When it comes to building muscle and strength, in can be quite confusing with so much conflicting data and methods out there.
The Optimal Performance Training (OPT) Model, developed by NASM, is a systematic and progressive approach to address an individual's unique strength-increasing goals, their abilities, and their experience level.
It has 5 phases, split among 3 levels, each designed to achieve a specific goals aligned to specific adaptations.
Level 1: Stabilization (1 Phase)
Phase 1 Stabilization-Endurance: The goals of Phase 1 are to improve muscular endurance, joint stability, flexibility, control of posture, and overall efficiency. This phase requires training in an unstable, yet controllable, environment with low loads and high repetitions. Typically, this kind of training will be done with dumbbells, kettlebells, etc. This help you become used to the strength conditioning process and handling the weight.
Level 2: Strength (3 Phases)
Phase 2 Strength and Endurance: Designed to enhance stabilization while increasing a prime mover strength. The goals for Phase 2 include improving overall work capacity, joint stabilization, and the increase of lean body mass. These are all achieved by increasing loads from Phase 1 to moderate levels with moderate repetition ranges.
Phase 3 Hypertrophy: This is optional depending of the person's goals. It is used for maximal muscle growth (which is something I think most of you want). This is accomplished with high volume of moderate to high loads and moderate to low repetition ranges.
Phase 4 Maximal Strength: This is also optional and is designed to increase the maximal amount of force a major muscle can produce. This is accomplished through an increase in the amount of motor unit recruitment, increase in the frequency of motor unit recruitment, and the improvement of peak force. You can accomplish this with the use of high loads, low repetition ranges, and long rest periods (think 5x5 workouts).
Level 3: Power (1 Phase)
Phase 5 Power: the very peak of the OPT model. It is designed to emphasize the development of speed and power. The goals are to enhance promise mover strength and simultaneously increase the rate of force production or the speed of movement. It is functional movement at its finest! And everyone should want to be able to respond quickly to their environment, catching their footing in an unstable surface, or maneuvering quickly through athletic movements to accomplish a sport performance outcome.

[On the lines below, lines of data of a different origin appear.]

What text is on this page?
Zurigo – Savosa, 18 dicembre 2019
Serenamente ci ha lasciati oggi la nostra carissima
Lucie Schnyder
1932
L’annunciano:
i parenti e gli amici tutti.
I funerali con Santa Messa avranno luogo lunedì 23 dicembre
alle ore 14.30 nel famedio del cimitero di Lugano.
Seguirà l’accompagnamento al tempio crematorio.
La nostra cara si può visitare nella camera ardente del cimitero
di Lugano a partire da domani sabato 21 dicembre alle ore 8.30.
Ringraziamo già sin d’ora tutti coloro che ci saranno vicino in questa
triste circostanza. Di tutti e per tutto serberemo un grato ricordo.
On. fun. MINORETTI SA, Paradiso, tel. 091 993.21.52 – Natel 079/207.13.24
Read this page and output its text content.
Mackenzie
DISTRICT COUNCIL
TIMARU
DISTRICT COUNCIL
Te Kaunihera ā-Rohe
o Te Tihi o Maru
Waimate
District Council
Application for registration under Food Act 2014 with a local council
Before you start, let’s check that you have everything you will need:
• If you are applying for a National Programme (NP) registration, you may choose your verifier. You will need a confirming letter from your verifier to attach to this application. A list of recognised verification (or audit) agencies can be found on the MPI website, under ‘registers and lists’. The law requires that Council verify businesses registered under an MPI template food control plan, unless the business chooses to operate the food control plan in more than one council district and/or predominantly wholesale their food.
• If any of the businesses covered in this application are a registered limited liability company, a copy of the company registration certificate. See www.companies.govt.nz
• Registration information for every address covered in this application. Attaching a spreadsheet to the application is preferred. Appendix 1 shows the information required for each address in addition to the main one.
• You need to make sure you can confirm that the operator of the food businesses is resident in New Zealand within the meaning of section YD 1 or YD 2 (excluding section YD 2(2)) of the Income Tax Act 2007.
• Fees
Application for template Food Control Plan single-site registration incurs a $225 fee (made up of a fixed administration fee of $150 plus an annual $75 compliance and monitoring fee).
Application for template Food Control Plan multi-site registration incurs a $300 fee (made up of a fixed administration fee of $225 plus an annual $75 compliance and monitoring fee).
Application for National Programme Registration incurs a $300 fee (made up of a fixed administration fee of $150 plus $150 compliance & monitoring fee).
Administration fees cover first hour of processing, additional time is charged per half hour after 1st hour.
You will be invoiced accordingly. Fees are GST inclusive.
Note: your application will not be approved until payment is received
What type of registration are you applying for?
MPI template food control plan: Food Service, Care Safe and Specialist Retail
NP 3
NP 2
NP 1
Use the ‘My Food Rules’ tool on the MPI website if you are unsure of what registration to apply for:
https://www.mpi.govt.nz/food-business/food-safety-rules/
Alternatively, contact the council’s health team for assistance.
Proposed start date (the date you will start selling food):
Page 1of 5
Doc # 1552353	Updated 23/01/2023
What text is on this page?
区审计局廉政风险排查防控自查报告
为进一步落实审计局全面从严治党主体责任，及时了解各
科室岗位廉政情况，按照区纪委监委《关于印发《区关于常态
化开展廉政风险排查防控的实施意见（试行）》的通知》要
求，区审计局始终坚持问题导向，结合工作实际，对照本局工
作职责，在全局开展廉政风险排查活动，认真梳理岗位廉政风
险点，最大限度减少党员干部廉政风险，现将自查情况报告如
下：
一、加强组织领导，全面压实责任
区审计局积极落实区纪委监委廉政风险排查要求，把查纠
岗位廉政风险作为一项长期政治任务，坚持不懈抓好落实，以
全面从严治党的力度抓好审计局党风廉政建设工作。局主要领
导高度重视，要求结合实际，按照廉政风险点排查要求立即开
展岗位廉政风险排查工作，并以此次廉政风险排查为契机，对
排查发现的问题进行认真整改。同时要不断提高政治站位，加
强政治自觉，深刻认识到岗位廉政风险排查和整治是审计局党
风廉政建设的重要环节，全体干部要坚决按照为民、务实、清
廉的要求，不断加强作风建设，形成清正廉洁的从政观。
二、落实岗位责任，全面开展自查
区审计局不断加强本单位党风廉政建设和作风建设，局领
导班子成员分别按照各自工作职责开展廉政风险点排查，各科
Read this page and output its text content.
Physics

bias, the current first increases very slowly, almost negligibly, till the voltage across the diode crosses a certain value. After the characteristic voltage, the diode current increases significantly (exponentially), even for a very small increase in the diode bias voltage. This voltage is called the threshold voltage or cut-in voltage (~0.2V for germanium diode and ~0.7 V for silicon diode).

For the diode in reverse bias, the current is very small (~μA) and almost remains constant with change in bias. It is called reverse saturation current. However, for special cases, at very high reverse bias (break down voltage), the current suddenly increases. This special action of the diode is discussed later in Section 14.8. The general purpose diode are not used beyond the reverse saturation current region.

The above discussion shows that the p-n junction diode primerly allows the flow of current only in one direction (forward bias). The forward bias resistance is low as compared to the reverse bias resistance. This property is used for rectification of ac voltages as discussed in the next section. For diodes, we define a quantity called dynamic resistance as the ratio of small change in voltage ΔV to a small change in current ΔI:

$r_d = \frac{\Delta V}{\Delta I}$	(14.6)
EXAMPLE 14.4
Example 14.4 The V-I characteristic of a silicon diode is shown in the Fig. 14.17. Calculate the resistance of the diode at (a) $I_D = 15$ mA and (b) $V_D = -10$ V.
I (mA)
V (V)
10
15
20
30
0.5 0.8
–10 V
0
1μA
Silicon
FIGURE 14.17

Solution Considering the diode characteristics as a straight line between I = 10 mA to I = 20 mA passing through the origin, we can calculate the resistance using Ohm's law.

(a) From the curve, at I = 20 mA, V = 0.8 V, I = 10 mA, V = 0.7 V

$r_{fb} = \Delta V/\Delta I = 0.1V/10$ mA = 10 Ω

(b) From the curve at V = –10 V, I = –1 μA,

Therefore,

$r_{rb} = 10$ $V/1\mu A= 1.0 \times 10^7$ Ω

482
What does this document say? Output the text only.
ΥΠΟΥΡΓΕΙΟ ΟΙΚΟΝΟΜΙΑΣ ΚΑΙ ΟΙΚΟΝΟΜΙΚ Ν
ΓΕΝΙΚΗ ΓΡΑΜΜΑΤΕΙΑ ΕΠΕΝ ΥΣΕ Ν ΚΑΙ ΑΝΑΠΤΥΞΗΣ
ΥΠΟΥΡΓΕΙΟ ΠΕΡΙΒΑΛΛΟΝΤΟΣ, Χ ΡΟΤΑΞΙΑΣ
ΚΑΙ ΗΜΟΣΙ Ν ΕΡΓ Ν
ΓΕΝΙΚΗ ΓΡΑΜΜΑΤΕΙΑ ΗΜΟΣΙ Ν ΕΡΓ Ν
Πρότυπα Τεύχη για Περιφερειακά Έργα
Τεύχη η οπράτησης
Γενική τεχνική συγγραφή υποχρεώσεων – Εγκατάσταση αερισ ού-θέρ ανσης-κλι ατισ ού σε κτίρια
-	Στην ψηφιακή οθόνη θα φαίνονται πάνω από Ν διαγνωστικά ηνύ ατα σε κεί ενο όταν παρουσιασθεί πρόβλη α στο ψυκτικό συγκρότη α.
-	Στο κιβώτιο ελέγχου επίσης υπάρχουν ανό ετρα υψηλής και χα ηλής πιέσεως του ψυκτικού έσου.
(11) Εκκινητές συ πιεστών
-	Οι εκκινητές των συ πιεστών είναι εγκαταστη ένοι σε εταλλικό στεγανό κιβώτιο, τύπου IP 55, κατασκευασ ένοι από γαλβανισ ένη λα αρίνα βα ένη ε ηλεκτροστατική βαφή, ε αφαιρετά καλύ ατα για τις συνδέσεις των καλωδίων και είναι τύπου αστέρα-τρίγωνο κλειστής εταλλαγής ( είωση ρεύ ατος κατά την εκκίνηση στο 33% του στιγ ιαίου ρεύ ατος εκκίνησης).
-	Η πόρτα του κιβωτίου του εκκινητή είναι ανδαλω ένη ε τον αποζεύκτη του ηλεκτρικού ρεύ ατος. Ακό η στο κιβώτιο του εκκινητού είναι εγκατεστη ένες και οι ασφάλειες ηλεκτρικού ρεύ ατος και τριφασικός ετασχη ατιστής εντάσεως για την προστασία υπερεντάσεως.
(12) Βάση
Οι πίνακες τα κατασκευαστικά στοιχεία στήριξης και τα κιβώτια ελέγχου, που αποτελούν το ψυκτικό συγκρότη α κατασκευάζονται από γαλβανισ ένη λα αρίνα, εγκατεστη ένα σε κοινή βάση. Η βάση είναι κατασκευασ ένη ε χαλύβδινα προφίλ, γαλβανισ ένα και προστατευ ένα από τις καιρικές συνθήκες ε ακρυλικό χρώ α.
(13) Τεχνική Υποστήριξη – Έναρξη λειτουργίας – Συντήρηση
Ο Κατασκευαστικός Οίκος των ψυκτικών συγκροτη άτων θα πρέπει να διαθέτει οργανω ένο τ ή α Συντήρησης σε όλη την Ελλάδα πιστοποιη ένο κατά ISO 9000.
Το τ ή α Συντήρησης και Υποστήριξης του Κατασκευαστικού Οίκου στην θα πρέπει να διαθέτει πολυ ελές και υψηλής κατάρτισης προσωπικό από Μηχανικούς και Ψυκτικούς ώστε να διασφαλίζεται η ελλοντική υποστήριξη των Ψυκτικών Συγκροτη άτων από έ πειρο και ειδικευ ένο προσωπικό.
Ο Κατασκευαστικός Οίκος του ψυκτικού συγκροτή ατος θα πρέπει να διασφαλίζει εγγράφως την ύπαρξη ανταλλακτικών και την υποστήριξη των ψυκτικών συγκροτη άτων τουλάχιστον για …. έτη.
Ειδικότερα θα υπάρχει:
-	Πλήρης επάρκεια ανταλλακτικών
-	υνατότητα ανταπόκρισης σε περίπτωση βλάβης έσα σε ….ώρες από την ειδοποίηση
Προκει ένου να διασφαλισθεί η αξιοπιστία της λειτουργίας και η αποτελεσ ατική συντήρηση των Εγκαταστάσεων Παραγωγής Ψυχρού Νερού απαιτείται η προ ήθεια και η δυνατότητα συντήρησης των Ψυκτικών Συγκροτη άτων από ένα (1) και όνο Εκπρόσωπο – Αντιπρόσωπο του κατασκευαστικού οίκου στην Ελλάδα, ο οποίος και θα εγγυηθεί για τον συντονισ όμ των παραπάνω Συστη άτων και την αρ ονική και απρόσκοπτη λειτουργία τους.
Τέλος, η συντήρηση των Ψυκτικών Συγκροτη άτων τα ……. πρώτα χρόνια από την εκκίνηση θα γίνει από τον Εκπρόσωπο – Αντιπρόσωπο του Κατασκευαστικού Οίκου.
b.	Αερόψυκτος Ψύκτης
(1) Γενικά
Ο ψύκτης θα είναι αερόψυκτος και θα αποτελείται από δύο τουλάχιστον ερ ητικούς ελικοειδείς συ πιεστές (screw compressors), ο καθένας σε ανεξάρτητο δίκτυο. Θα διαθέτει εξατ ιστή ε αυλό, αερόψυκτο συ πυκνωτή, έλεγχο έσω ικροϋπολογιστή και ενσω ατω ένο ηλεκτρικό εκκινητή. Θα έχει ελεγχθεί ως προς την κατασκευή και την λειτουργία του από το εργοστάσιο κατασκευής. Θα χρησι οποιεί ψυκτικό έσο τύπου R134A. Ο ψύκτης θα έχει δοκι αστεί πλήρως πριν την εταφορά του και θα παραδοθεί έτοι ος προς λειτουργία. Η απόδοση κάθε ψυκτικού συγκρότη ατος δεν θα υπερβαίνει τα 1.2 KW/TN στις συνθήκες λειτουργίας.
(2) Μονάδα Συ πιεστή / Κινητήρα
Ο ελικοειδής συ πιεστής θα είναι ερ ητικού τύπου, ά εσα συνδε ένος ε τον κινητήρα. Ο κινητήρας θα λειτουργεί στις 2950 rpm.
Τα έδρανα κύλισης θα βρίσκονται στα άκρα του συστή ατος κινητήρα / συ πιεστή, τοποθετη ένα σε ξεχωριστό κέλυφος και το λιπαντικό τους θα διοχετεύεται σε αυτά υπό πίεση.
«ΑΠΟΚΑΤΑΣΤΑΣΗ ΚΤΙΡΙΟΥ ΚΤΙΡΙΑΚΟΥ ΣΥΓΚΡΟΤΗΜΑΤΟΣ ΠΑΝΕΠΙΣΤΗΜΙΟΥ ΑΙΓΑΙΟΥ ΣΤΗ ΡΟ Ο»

Using the OPT to increase your overall strength and muscle mass is not only scientifically sound, but it is also a proven, simple way to get you the results you are looking for. Remember, you can't just go into a fitness regimen without a plan. To really see maximum payoff for all that hard work you've been putting in, and to limit the potential for injury, you've got to understand the process, and stick to it! The OPT is a "no-fail" process that is simple to follow and understand, and it works!